Terrell continues the paragraph with:

A white woman has only one handicap to overcome—that of sex. I have two—both sex and race. I belong to the only group in this country which has two such huge obstacles to surmount. Colored men have only one—that of race.

Since Terrell speaks posthumously telling the group to which she belongs—black women—her example serves better black feminist groups (which Hooks decries) than white feminist groups (though Hooks ignores history insisting otherwise). In the page before the last of Colored Woman in a White World Terrell boasts being made an honorary member of the black sorority Delta Sigma Theta, and how she happily complied with that organization's request for her to write their creed. Thus further proof of the racial group with which she identified, and felt significant impact on her womanhood. The final thought Terrell leaves us with, however, in her autobiography focusses not on sex but race. The final paragraph reads:

While I am grateful for the blessings which have been bestowed upon me and for the opportunities which have been offered, I cannot help wondering sometimes what I might have become and might have done if I had lived in a country which had not circumscribed and handicapped me on account of my race, but had allowed me to reach any height I was able to attain.

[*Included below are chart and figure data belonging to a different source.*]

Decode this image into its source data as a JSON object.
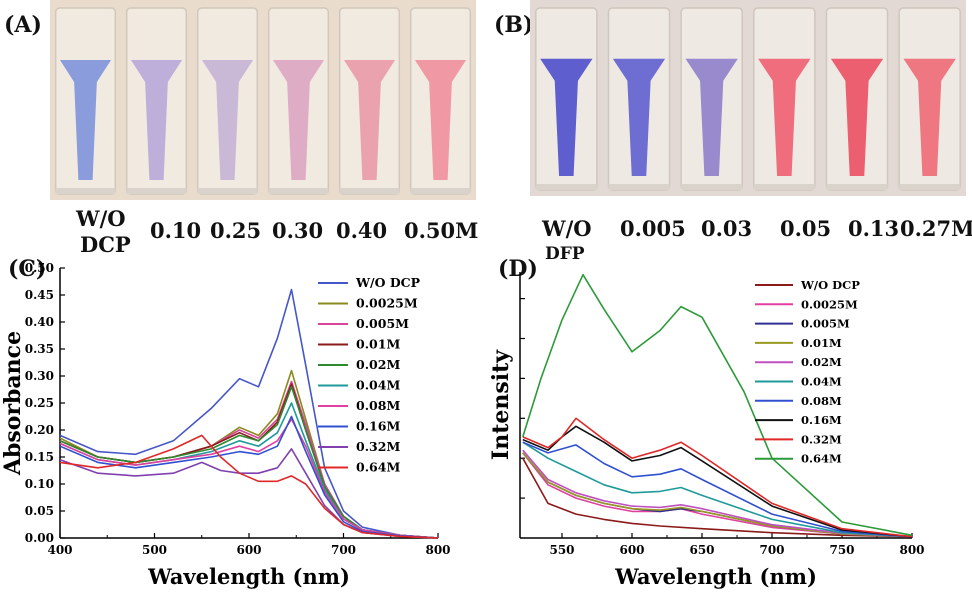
{
  "panels": {
    "A": {
      "label": "(A)",
      "concentrations": [
        "W/O",
        "DCP",
        "0.10",
        "0.25",
        "0.30",
        "0.40",
        "0.50M"
      ],
      "vial_colors": [
        "#7f93dc",
        "#b7a9d8",
        "#c5b2d6",
        "#dba6c2",
        "#e89aa9",
        "#ef8f9c"
      ]
    },
    "B": {
      "label": "(B)",
      "concentrations": [
        "W/O",
        "DFP",
        "0.005",
        "0.03",
        "0.05",
        "0.13",
        "0.27M"
      ],
      "vial_colors": [
        "#4f4fcc",
        "#5f61cf",
        "#8e7fc9",
        "#ee5f71",
        "#ea5063",
        "#ee6a76"
      ]
    },
    "C": {
      "label": "(C)"
    },
    "D": {
      "label": "(D)"
    }
  },
  "chart_data": [
    {
      "type": "line",
      "panel": "(C)",
      "xlabel": "Wavelength (nm)",
      "ylabel": "Absorbance",
      "xlim": [
        400,
        800
      ],
      "ylim": [
        0,
        0.5
      ],
      "xticks": [
        "400",
        "500",
        "600",
        "700",
        "800"
      ],
      "yticks": [
        "0.00",
        "0.05",
        "0.10",
        "0.15",
        "0.20",
        "0.25",
        "0.30",
        "0.35",
        "0.40",
        "0.45",
        "0.50"
      ],
      "legend_position": "top-right",
      "series": [
        {
          "name": "W/O DCP",
          "color": "#4657c8",
          "x": [
            400,
            440,
            480,
            520,
            560,
            590,
            610,
            630,
            645,
            660,
            680,
            700,
            720,
            760,
            800
          ],
          "y": [
            0.19,
            0.16,
            0.155,
            0.18,
            0.24,
            0.295,
            0.28,
            0.37,
            0.46,
            0.32,
            0.13,
            0.05,
            0.02,
            0.005,
            0.0
          ]
        },
        {
          "name": "0.0025M",
          "color": "#8a8a1e",
          "x": [
            400,
            440,
            480,
            520,
            560,
            590,
            610,
            630,
            645,
            660,
            680,
            700,
            720,
            760,
            800
          ],
          "y": [
            0.185,
            0.15,
            0.14,
            0.15,
            0.17,
            0.205,
            0.19,
            0.23,
            0.31,
            0.22,
            0.1,
            0.04,
            0.015,
            0.005,
            0.0
          ]
        },
        {
          "name": "0.005M",
          "color": "#d9459a",
          "x": [
            400,
            440,
            480,
            520,
            560,
            590,
            610,
            630,
            645,
            660,
            680,
            700,
            720,
            760,
            800
          ],
          "y": [
            0.18,
            0.15,
            0.14,
            0.15,
            0.17,
            0.2,
            0.185,
            0.22,
            0.29,
            0.21,
            0.1,
            0.04,
            0.015,
            0.005,
            0.0
          ]
        },
        {
          "name": "0.01M",
          "color": "#8b1a1a",
          "x": [
            400,
            440,
            480,
            520,
            560,
            590,
            610,
            630,
            645,
            660,
            680,
            700,
            720,
            760,
            800
          ],
          "y": [
            0.18,
            0.15,
            0.14,
            0.15,
            0.17,
            0.195,
            0.18,
            0.215,
            0.285,
            0.2,
            0.095,
            0.04,
            0.015,
            0.005,
            0.0
          ]
        },
        {
          "name": "0.02M",
          "color": "#2d8a2d",
          "x": [
            400,
            440,
            480,
            520,
            560,
            590,
            610,
            630,
            645,
            660,
            680,
            700,
            720,
            760,
            800
          ],
          "y": [
            0.18,
            0.15,
            0.14,
            0.15,
            0.165,
            0.19,
            0.18,
            0.21,
            0.28,
            0.2,
            0.095,
            0.04,
            0.015,
            0.005,
            0.0
          ]
        },
        {
          "name": "0.04M",
          "color": "#1f9a9a",
          "x": [
            400,
            440,
            480,
            520,
            560,
            590,
            610,
            630,
            645,
            660,
            680,
            700,
            720,
            760,
            800
          ],
          "y": [
            0.175,
            0.145,
            0.135,
            0.145,
            0.16,
            0.18,
            0.17,
            0.195,
            0.25,
            0.18,
            0.09,
            0.035,
            0.015,
            0.005,
            0.0
          ]
        },
        {
          "name": "0.08M",
          "color": "#e040a0",
          "x": [
            400,
            440,
            480,
            520,
            560,
            590,
            610,
            630,
            645,
            660,
            680,
            700,
            720,
            760,
            800
          ],
          "y": [
            0.175,
            0.145,
            0.135,
            0.145,
            0.155,
            0.17,
            0.16,
            0.18,
            0.22,
            0.17,
            0.085,
            0.035,
            0.015,
            0.005,
            0.0
          ]
        },
        {
          "name": "0.16M",
          "color": "#3050d0",
          "x": [
            400,
            440,
            480,
            520,
            560,
            590,
            610,
            630,
            645,
            660,
            680,
            700,
            720,
            760,
            800
          ],
          "y": [
            0.17,
            0.14,
            0.13,
            0.14,
            0.15,
            0.16,
            0.155,
            0.17,
            0.225,
            0.16,
            0.08,
            0.03,
            0.012,
            0.004,
            0.0
          ]
        },
        {
          "name": "0.32M",
          "color": "#8040b0",
          "x": [
            400,
            440,
            480,
            520,
            550,
            570,
            590,
            610,
            630,
            645,
            660,
            680,
            700,
            720,
            760,
            800
          ],
          "y": [
            0.145,
            0.12,
            0.115,
            0.12,
            0.14,
            0.125,
            0.12,
            0.12,
            0.13,
            0.165,
            0.12,
            0.06,
            0.025,
            0.01,
            0.003,
            0.0
          ]
        },
        {
          "name": "0.64M",
          "color": "#e02828",
          "x": [
            400,
            440,
            480,
            520,
            550,
            570,
            590,
            610,
            630,
            645,
            660,
            680,
            700,
            720,
            760,
            800
          ],
          "y": [
            0.14,
            0.13,
            0.14,
            0.165,
            0.19,
            0.15,
            0.12,
            0.105,
            0.105,
            0.115,
            0.1,
            0.055,
            0.025,
            0.01,
            0.003,
            0.0
          ]
        }
      ]
    },
    {
      "type": "line",
      "panel": "(D)",
      "xlabel": "Wavelength (nm)",
      "ylabel": "Intensity",
      "xlim": [
        520,
        800
      ],
      "ylim": [
        0,
        1
      ],
      "xticks": [
        "550",
        "600",
        "650",
        "700",
        "750",
        "800"
      ],
      "yticks": [],
      "legend_position": "top-right",
      "series": [
        {
          "name": "W/O DCP",
          "color": "#8b1a1a",
          "x": [
            522,
            540,
            560,
            580,
            600,
            620,
            650,
            700,
            750,
            800
          ],
          "y": [
            0.3,
            0.13,
            0.09,
            0.07,
            0.055,
            0.045,
            0.035,
            0.02,
            0.01,
            0.005
          ]
        },
        {
          "name": "0.0025M",
          "color": "#e040a0",
          "x": [
            522,
            540,
            560,
            580,
            600,
            620,
            635,
            650,
            700,
            750,
            800
          ],
          "y": [
            0.32,
            0.2,
            0.15,
            0.12,
            0.1,
            0.1,
            0.11,
            0.09,
            0.04,
            0.015,
            0.005
          ]
        },
        {
          "name": "0.005M",
          "color": "#303090",
          "x": [
            522,
            540,
            560,
            580,
            600,
            620,
            635,
            650,
            700,
            750,
            800
          ],
          "y": [
            0.32,
            0.21,
            0.16,
            0.13,
            0.11,
            0.1,
            0.11,
            0.1,
            0.045,
            0.015,
            0.005
          ]
        },
        {
          "name": "0.01M",
          "color": "#9a9a20",
          "x": [
            522,
            540,
            560,
            580,
            600,
            620,
            635,
            650,
            700,
            750,
            800
          ],
          "y": [
            0.32,
            0.21,
            0.16,
            0.13,
            0.11,
            0.105,
            0.115,
            0.1,
            0.045,
            0.015,
            0.005
          ]
        },
        {
          "name": "0.02M",
          "color": "#c050c0",
          "x": [
            522,
            540,
            560,
            580,
            600,
            620,
            635,
            650,
            700,
            750,
            800
          ],
          "y": [
            0.33,
            0.22,
            0.17,
            0.14,
            0.12,
            0.115,
            0.125,
            0.11,
            0.05,
            0.018,
            0.005
          ]
        },
        {
          "name": "0.04M",
          "color": "#1f9a9a",
          "x": [
            522,
            540,
            560,
            580,
            600,
            620,
            635,
            650,
            700,
            750,
            800
          ],
          "y": [
            0.36,
            0.3,
            0.25,
            0.2,
            0.17,
            0.175,
            0.19,
            0.16,
            0.07,
            0.02,
            0.005
          ]
        },
        {
          "name": "0.08M",
          "color": "#3050d0",
          "x": [
            522,
            540,
            560,
            580,
            600,
            620,
            635,
            650,
            700,
            750,
            800
          ],
          "y": [
            0.36,
            0.32,
            0.35,
            0.28,
            0.23,
            0.24,
            0.26,
            0.22,
            0.09,
            0.025,
            0.005
          ]
        },
        {
          "name": "0.16M",
          "color": "#111111",
          "x": [
            522,
            540,
            550,
            560,
            580,
            600,
            620,
            635,
            650,
            700,
            750,
            800
          ],
          "y": [
            0.37,
            0.33,
            0.38,
            0.42,
            0.36,
            0.29,
            0.31,
            0.34,
            0.29,
            0.12,
            0.03,
            0.005
          ]
        },
        {
          "name": "0.32M",
          "color": "#e02828",
          "x": [
            522,
            540,
            550,
            560,
            580,
            600,
            620,
            635,
            650,
            700,
            750,
            800
          ],
          "y": [
            0.38,
            0.34,
            0.38,
            0.45,
            0.37,
            0.3,
            0.33,
            0.36,
            0.31,
            0.13,
            0.035,
            0.005
          ]
        },
        {
          "name": "0.64M",
          "color": "#2d9a3a",
          "x": [
            522,
            535,
            550,
            565,
            580,
            600,
            620,
            635,
            650,
            680,
            700,
            750,
            800
          ],
          "y": [
            0.38,
            0.6,
            0.82,
            0.99,
            0.86,
            0.7,
            0.78,
            0.87,
            0.83,
            0.55,
            0.3,
            0.06,
            0.01
          ]
        }
      ]
    }
  ]
}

When referring to contemporary black feminists, as shown, Hooks is not very kind. She is particularly competitive with Michelle Wallace (Black Macho and the Myth of the Superwoman), saying of Wallace's book:

While the book is an interesting provocative account of Wallace's personal life that includes a very sharp and witty analysis of the patriarchal impulses of black male activists, it is neither [sic] an important feminist work nor an important work about black women.

To this condescending assessment of Wallace and her work, Hooks adds (inadvertently perhaps), "All too often in our society it is assumed that one can know all there is about black people by merely hearing the life story and opinions of one black person." Yet in her acknowledgement she admits Ain't I a Woman is about her own "lived experiences."

Of Wallace's book "sister" Steinem has praise. Hooks, however, is miffed that Steinem could value Wallace's book comparable to Kate Millett's Sexual Politics. (Seems ole Steinem makes out the report cards.)

As stated in the outset Ain't I a Woman gives vent to much that is daily suppressed by black women who look askance on white feminists, while accepting of black feminists as exercising their right to join the movement which best attends their needs. Given time to rethink some of her conclusions, to add documentation, to have edited, and to reconfront her identity, Hooks might just write a book we all can be proud of. As is the book is a disgrace to American publishing. One wonders the motive backing its release.